A native to South Carolina and graduate of College of Charleston with a B.A. in Music, pianist Jordan Alexander resides in Mount Pleasant where he is an active teacher, composer and participant in Charleston's eclectic musical atmosphere. Jordan began to play piano at the age of five and began formal study of the piano at the age of seven with Wes Revels — later to also seriously study the guitar and viola, playing in various ensembles in and around Charlotte, NC. Jordan studied composition at College of Charleston under the direction of Dr. David Maves, Dr. Trevor Weston, and Dr. Edward Hart. He has also studied interactive scoring for video games under composer Michael Sweet through the Berklee College of Music. He studied classical piano under the direction of Dr. Douglas Ashley, himself a student of the great Maria Curcio. Other principle teachers have been Dr.

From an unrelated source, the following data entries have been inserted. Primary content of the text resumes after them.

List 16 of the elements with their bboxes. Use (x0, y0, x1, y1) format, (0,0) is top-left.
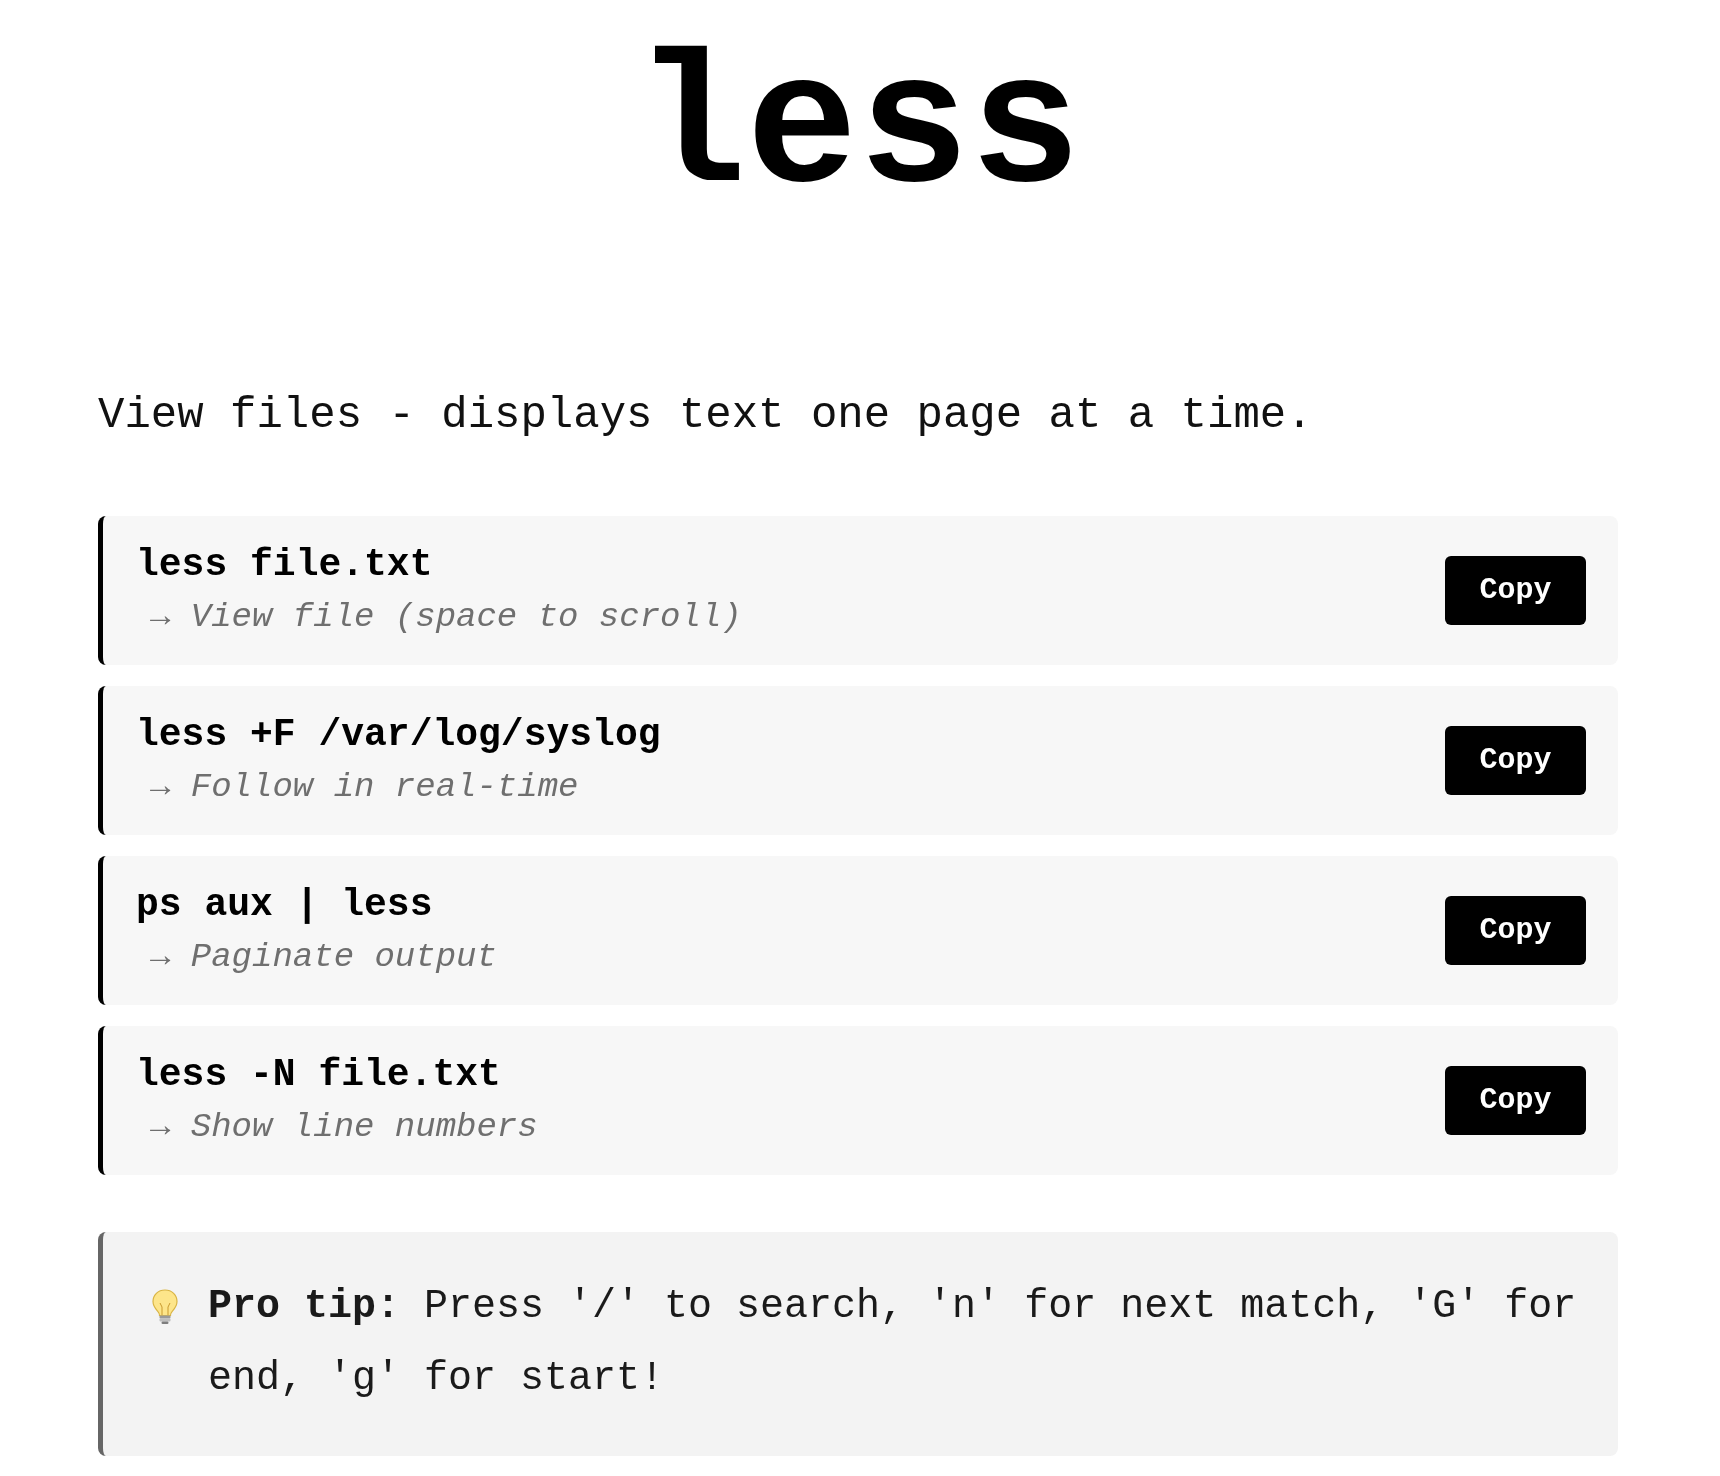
command-description: → Follow in real-time (150, 767, 580, 809)
page-title: less (633, 38, 1083, 224)
command-text: less file.txt (136, 542, 434, 589)
command-description: → Paginate output (150, 937, 497, 979)
command-text: less -N file.txt (136, 1052, 502, 1099)
command-text: ps aux | less (136, 882, 434, 929)
tip-text: Pro tip: Press '/' to search, 'n' for next match, 'G' for end, 'g' for start! (208, 1282, 1578, 1403)
copy-button[interactable]: Copy (1445, 725, 1586, 795)
command-text: less +F /var/log/syslog (136, 712, 661, 759)
lightbulb-icon (151, 1288, 179, 1325)
command-description: → View file (space to scroll) (150, 597, 742, 639)
command-description: → Show line numbers (150, 1107, 538, 1149)
copy-button[interactable]: Copy (1445, 1065, 1586, 1135)
copy-button[interactable]: Copy (1445, 895, 1586, 965)
copy-button[interactable]: Copy (1445, 555, 1586, 625)
page-description: View files - displays text one page at a time. (98, 389, 1314, 442)
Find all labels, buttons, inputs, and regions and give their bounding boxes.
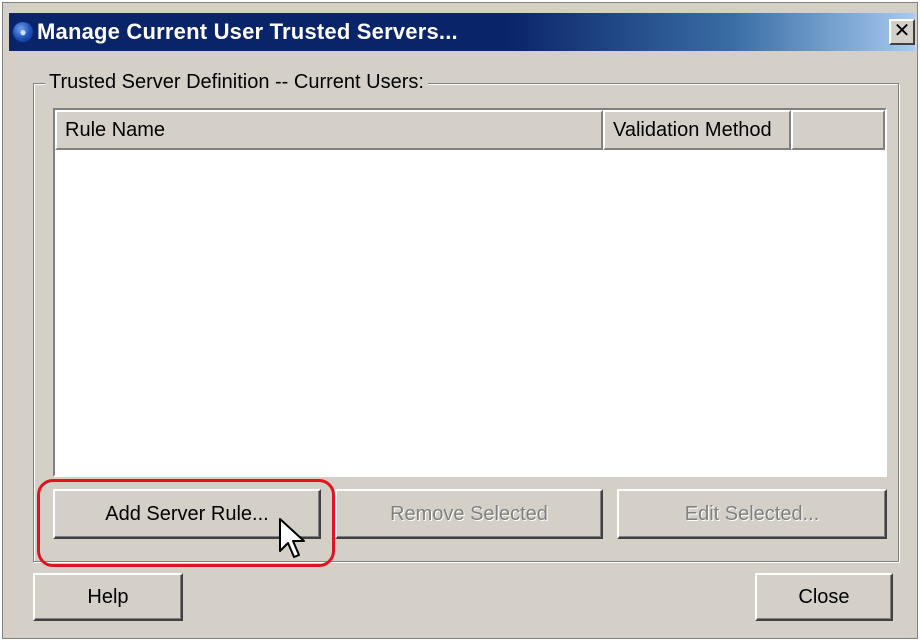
- column-header-validation-method[interactable]: Validation Method: [603, 110, 791, 150]
- edit-selected-button[interactable]: Edit Selected...: [617, 489, 887, 539]
- dialog-window: ● Manage Current User Trusted Servers...…: [2, 2, 918, 639]
- app-globe-icon: ●: [13, 22, 33, 42]
- column-header-empty[interactable]: [791, 110, 885, 150]
- window-title: Manage Current User Trusted Servers...: [37, 19, 458, 44]
- close-window-button[interactable]: ✕: [889, 19, 915, 45]
- list-body[interactable]: [55, 150, 885, 475]
- column-header-rule-name[interactable]: Rule Name: [55, 110, 603, 150]
- groupbox-label: Trusted Server Definition -- Current Use…: [45, 71, 428, 93]
- list-header: Rule Name Validation Method: [55, 110, 885, 150]
- remove-selected-button[interactable]: Remove Selected: [335, 489, 603, 539]
- close-icon: ✕: [893, 20, 911, 42]
- close-button[interactable]: Close: [755, 573, 893, 621]
- help-button[interactable]: Help: [33, 573, 183, 621]
- title-bar[interactable]: ● Manage Current User Trusted Servers...…: [9, 13, 915, 51]
- trusted-server-rules-list[interactable]: Rule Name Validation Method: [53, 108, 887, 477]
- mouse-pointer-icon: [279, 518, 305, 558]
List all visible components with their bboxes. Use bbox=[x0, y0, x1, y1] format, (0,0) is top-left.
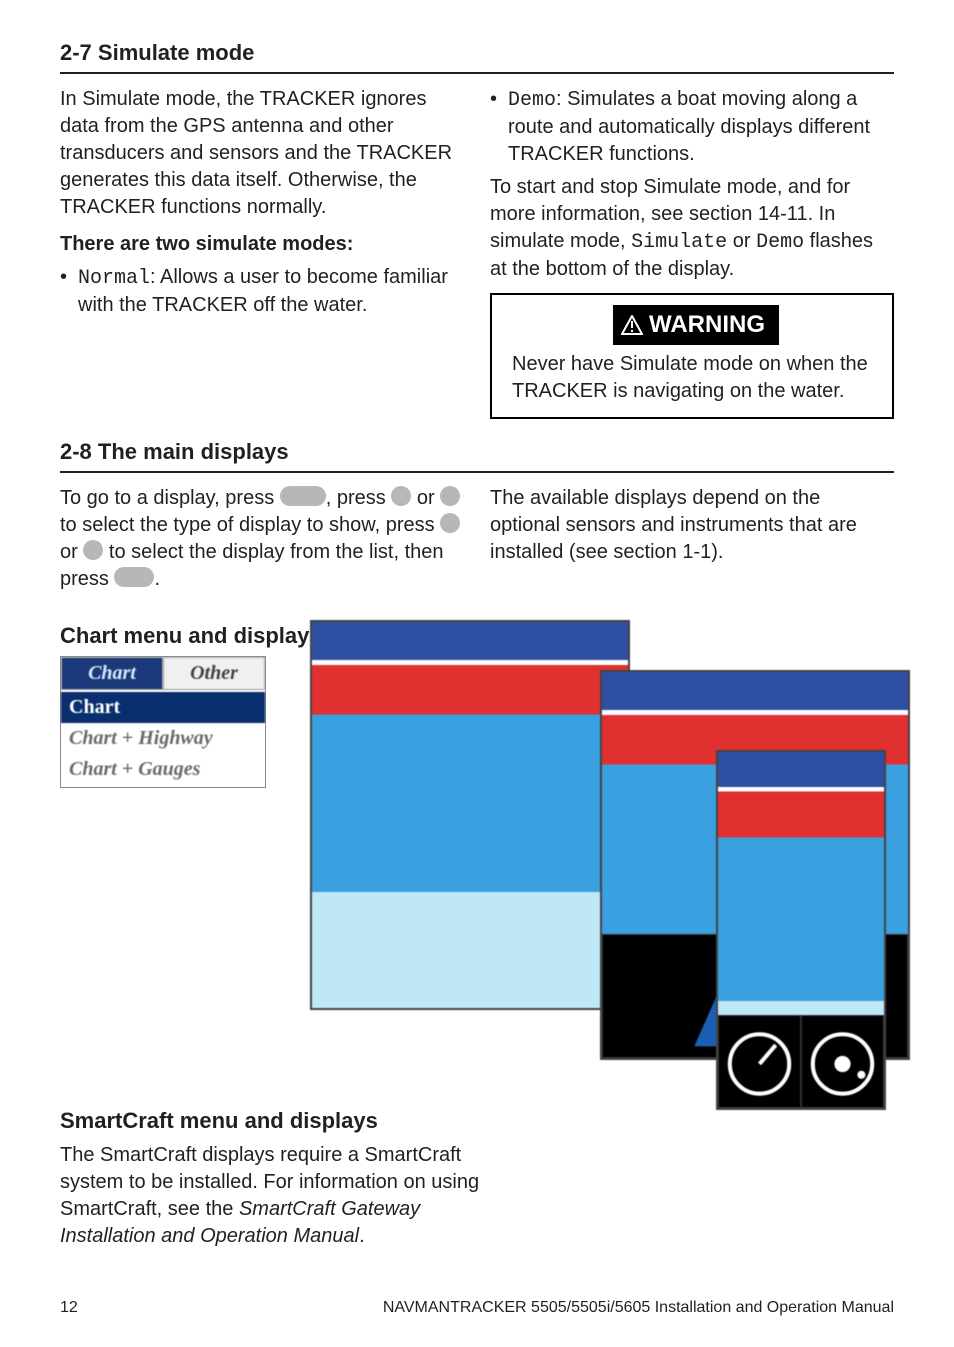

Irina Pevzner and Dr. Paolo André Gualdi. In 2009, Jordan was a participant in the Grumo Festival in Grumo Appula, Italy, and a 2011 alumnus of the Brevard Music Center summer festival in North Carolina. A well known multi-instrumentalist who is comfortable across many genres of music, Jordan teaches not only rigorous training in classical piano, but is also equally acclaimed for guitar instruction, composition, digital audio engineering, and a growing army of songwriting students and composers. He has himself composed large numbers of commercial compositions for both video and radio advertisements. His students have gone on to win full scholarships at prestigious musical institutions, record in professional music studios, and perform extensively in local venues in the Charleston area.


Teaching Philosophy

Music study is an all-encompassing activity. It consists not of learning one song after another, but of achieving fluency in a universal language -- through careful practice of reading, playing, writing, listening, and thinking, one crafts one's own personal store of understanding, to be used and applied in every field. My students don't learn to simply play a piece, but learn the inner workings of the language itself. This encompasses theory, improvisation, composing, and philosophy, not simply technique. Just like any language, speaking is only one facet -- learning the physical process of speaking words doesn't have much value -- it's understanding that is key. My students learn about the learning process itself -- things that are readily applied to studying, problem solving, and motivation, to name a few. The result of study culminates with an active mind, capable of thinking, problem solving, and working for a long-range goal. The result of all of this is pride. The pieces one learns along the way are simply the rewards of the process.